The relationship between cervical cancer and HPV is well known particularly in what concerns HPV type 16 and 18 which are identified in about two thirds of cervical cancer cases worldwide . Current guidelines have suggested a role for HPV testing in the management of Pap test that report AGC . In this study we tested 28 AGC liquid-based cytology for HPV DNA with posterior identification of 10 types of HPV DNA, 7 being high risk HPV DNA. The HPV associated disease ratio in our study was 50% which is in agreement with existing literature that reports rates which range from 11 to 53% (average 21%) .

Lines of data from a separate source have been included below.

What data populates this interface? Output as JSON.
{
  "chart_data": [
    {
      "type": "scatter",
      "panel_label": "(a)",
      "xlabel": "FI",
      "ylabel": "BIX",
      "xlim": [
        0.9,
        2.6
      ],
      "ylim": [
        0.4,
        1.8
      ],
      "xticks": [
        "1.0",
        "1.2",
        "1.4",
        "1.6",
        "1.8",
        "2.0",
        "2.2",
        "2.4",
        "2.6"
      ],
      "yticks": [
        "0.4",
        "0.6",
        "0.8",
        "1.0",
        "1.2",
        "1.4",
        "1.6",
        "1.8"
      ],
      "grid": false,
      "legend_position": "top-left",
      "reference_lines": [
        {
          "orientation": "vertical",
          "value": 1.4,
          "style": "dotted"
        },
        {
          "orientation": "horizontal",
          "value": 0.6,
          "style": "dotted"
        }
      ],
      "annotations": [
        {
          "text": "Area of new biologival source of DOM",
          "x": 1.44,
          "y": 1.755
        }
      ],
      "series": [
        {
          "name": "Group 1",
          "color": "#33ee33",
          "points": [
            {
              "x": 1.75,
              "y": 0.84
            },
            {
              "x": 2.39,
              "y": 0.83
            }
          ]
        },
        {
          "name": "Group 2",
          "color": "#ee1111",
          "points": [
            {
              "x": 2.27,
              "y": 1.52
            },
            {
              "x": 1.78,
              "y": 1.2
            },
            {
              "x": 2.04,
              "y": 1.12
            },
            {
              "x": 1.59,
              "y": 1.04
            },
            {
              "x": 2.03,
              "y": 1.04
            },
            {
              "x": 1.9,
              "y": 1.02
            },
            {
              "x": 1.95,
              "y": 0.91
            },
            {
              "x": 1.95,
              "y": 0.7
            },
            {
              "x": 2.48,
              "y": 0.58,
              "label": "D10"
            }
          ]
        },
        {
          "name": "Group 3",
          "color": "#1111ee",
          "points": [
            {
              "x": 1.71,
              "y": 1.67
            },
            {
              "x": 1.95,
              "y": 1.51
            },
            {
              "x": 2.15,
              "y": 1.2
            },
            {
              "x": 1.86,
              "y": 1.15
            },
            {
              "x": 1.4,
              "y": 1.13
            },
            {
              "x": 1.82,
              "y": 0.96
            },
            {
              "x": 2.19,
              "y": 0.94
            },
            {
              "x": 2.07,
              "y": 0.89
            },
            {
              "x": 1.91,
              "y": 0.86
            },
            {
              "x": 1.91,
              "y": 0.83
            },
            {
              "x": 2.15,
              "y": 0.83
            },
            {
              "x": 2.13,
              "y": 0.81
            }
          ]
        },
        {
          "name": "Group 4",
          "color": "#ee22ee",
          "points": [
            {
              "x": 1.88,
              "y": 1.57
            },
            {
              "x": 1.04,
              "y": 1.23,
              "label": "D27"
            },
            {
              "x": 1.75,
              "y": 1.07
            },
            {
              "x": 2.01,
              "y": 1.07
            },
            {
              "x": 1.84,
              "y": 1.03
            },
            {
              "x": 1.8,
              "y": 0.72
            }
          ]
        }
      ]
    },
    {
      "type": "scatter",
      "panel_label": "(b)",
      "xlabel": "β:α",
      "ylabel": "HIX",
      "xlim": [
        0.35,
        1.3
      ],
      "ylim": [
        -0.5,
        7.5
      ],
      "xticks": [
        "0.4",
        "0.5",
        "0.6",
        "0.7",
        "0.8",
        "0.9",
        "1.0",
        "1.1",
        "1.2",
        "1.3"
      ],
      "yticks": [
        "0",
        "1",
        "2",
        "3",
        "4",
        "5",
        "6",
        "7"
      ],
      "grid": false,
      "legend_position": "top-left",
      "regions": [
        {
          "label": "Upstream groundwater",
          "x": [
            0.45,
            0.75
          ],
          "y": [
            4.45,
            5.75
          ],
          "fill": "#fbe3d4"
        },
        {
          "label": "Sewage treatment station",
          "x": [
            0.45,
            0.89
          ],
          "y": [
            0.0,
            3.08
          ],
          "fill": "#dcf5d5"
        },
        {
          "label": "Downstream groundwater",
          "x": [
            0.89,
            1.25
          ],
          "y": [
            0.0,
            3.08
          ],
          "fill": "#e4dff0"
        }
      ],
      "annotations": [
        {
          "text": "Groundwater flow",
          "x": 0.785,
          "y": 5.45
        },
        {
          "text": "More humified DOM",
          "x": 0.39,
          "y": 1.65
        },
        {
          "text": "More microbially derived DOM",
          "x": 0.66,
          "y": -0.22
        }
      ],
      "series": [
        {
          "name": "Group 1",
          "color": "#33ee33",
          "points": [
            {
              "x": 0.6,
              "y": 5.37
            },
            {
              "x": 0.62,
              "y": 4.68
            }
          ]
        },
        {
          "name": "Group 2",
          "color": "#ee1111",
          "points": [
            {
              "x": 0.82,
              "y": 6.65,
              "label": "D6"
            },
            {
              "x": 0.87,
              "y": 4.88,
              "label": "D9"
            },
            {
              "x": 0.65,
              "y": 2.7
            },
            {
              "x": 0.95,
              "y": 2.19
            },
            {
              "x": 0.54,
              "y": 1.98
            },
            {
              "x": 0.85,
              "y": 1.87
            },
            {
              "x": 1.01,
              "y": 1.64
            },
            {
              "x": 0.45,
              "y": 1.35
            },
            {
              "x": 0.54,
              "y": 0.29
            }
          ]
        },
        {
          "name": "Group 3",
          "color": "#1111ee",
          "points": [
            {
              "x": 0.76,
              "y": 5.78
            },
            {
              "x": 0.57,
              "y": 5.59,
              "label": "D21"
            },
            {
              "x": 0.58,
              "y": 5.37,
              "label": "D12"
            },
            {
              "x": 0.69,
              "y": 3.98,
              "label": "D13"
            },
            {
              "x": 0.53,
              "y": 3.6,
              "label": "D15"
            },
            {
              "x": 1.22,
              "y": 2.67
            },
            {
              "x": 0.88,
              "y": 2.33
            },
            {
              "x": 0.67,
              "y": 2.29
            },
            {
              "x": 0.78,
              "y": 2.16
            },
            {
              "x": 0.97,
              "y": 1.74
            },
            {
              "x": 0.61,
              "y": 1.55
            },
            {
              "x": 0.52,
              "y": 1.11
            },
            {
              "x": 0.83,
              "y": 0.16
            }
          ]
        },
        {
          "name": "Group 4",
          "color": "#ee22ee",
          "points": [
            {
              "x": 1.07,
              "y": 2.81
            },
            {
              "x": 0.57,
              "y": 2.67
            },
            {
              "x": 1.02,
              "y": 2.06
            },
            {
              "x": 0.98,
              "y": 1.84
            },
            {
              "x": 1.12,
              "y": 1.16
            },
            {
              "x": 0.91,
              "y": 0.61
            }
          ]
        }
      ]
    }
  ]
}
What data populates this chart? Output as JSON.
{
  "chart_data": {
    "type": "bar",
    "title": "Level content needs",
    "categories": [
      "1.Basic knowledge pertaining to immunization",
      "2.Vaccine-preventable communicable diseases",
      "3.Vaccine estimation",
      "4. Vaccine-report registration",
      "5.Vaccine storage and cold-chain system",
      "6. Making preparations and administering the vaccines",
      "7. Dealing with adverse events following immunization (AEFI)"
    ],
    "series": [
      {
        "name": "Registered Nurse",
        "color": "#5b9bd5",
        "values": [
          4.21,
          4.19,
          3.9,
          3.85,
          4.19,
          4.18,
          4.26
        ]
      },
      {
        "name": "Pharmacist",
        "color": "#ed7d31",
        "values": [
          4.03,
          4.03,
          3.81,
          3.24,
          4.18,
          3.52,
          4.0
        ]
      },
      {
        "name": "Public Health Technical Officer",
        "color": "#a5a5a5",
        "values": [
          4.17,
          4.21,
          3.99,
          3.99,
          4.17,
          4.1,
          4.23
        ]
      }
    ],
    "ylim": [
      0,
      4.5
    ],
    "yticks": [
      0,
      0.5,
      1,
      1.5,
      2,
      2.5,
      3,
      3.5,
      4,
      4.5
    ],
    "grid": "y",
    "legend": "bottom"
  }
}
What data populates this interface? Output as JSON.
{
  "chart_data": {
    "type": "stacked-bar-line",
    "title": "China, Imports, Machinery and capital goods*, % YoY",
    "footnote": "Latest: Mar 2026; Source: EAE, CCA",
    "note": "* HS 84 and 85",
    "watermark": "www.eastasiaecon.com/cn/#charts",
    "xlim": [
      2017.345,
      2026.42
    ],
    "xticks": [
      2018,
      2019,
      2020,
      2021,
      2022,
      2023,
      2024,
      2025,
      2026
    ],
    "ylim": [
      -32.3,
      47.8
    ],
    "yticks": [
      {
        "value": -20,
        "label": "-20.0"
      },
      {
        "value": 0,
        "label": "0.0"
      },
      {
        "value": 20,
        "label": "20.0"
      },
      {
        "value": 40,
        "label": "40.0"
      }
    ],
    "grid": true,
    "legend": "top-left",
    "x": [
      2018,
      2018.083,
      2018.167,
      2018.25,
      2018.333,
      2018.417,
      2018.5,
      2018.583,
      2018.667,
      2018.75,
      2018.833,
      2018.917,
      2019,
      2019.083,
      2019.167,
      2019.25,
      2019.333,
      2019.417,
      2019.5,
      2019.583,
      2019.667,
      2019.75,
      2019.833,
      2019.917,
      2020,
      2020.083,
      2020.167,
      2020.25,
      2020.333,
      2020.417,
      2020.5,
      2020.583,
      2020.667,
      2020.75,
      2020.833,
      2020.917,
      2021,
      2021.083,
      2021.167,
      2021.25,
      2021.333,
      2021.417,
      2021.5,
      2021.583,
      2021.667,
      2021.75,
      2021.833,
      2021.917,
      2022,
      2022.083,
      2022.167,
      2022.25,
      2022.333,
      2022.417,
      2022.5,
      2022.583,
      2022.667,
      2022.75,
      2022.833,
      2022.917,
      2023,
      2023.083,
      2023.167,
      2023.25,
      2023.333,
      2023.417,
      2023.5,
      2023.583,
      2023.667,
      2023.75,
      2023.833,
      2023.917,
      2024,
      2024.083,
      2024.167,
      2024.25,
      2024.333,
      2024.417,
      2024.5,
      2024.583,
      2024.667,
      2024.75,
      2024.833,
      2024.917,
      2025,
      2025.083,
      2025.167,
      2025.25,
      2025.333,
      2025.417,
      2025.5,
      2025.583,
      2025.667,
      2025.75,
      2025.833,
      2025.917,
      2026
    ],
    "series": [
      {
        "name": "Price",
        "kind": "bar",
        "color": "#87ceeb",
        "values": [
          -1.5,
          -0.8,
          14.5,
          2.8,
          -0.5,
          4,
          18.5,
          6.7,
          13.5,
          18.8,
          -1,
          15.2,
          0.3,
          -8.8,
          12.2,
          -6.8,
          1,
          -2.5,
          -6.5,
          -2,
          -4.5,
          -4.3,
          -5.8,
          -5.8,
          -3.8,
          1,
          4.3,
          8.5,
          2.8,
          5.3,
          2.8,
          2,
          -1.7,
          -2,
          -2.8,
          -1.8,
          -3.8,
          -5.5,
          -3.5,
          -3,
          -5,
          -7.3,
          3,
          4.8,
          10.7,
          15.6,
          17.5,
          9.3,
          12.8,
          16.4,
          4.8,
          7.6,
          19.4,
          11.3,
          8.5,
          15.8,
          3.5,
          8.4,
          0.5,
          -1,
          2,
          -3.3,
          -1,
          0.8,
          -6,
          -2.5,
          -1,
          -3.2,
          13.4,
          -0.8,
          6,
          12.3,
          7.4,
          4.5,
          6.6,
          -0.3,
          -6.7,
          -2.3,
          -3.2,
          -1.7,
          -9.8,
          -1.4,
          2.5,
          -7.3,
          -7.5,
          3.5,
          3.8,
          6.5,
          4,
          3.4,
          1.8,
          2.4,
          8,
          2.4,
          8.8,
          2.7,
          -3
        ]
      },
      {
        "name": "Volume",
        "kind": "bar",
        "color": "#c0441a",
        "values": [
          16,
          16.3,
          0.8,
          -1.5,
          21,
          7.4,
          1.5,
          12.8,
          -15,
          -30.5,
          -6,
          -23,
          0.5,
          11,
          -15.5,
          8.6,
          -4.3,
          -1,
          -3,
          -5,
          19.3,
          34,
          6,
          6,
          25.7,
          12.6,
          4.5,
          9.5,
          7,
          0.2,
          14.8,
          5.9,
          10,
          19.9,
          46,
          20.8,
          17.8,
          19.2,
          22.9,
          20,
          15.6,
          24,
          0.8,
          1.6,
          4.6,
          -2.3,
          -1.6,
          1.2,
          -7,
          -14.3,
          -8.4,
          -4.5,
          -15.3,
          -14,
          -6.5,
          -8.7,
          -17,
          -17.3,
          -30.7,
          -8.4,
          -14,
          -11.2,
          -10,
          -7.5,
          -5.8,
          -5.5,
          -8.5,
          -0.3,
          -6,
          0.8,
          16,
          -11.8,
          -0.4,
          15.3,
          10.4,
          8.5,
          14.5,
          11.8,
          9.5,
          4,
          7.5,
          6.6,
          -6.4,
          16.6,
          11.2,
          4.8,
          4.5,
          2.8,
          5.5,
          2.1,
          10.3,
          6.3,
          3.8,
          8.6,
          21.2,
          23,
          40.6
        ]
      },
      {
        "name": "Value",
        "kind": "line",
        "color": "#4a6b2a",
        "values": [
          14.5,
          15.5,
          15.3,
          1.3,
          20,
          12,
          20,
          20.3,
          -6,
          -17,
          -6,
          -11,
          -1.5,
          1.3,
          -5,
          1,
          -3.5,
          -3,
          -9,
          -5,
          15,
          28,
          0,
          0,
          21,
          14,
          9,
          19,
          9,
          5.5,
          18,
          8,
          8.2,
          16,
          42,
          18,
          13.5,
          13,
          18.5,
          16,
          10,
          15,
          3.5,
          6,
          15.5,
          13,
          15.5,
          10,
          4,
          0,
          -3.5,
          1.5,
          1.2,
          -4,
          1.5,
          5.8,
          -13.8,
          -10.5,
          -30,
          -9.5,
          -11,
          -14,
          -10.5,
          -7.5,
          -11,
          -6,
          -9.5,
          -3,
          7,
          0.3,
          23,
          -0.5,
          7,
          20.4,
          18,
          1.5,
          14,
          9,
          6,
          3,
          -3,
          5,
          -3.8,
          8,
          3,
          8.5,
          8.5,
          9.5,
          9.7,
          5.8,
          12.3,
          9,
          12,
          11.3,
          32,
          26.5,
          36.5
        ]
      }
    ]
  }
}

In our study the sensitivity of HPV-DNA in detecting cervical lesions was 50% with a specificity of 100%, a positive predictive value (PPV) of 50% and a negative predictive value (NPV) equivalent to 100%. From the sample tested for HPV-DNA, in our study, no conclusion can be taken about the most commonly isolated HPV types. Although there are limitations, due to the retrospective design and the small sample analyses, our results confirm that HPV DNA testing has an important role in the management of AGC Pap results follow-up once HPV-DNA presence is associated with cervical disease, with a PPV of 50% in our study. Based on the evidence of HPV-DNA PPV for cervical pathology, current guidelines recommend, in the absence of significant pathology in the initial evaluation, a re-evaluation of AGCNOS patients, in 6 months if HPV DNA is positive and 12 months if HPV DNA is negative .
In the majority of abnormal Pap tests, only a single epithelial cell abnormality is observed and reported. The incidence and relevance of coexisting squamous and glandular epithelial is unknown. Our study shows an 8.3% prevalence of dual cell abnormality being the squamous abnormalities more prevalent (57.1%) in relation to glandular abnormalities (28.6%). Although we report these results, the sample is too small in size and consequently we cannot predict the final histological findings based only in the evidence of dual interpretation.
Our study emphasises the importance of close follow-up when AGC cytology is reported since pre-malignancy and malignant disease was identified in 20.8%. Along this review it becomes evident that AGC-FN subgroup has higher prevalence of malignant pathology. It is clear the importance of cervical and endometrial evaluation when in the presence of AGC cytological diagnosis. In our study group similar rates of cervical and endometrial pathology (Cervix: 11.7%; Endometrium 9.1%; p-value=0.599) were found possibly owing to the fact that the average age of AGC study group is above 40.
Although our HPV-DNA testing sample was small in size we found a ratio of HPV associated cervical disease of 50% which indicates that the concomitant use of HPV-DNA can be very useful on AGC followup when no significant pathology is found on cervix or endometrium since studies report a false negative rate of 4.7% in AGC follow-up .
Beyond the retrospective design there are other limitations to this study that should be noted. Mostly because of the low prevalence of AGC cytology, our study sample is small in size, which has implications when it comes to subgroup analyses. In the particular case of AGC-FN, although women are older, and the presence of non-benign pathology is more prevalent we cannot exclude a possible bias effect as a result of the small number of patients. When it comes to coexisting squamous and glandular abnormalities we are not able to predict histological outcomes based on the small sample of dual interpretation.
Although showing some limitations our study compares histological findings between AGC subgroups highlighting the importance of HPVPCR co-test in AGC-NOS follow-up and the concomitant evaluation of the endometrium especially in women with AGC over 35 years old.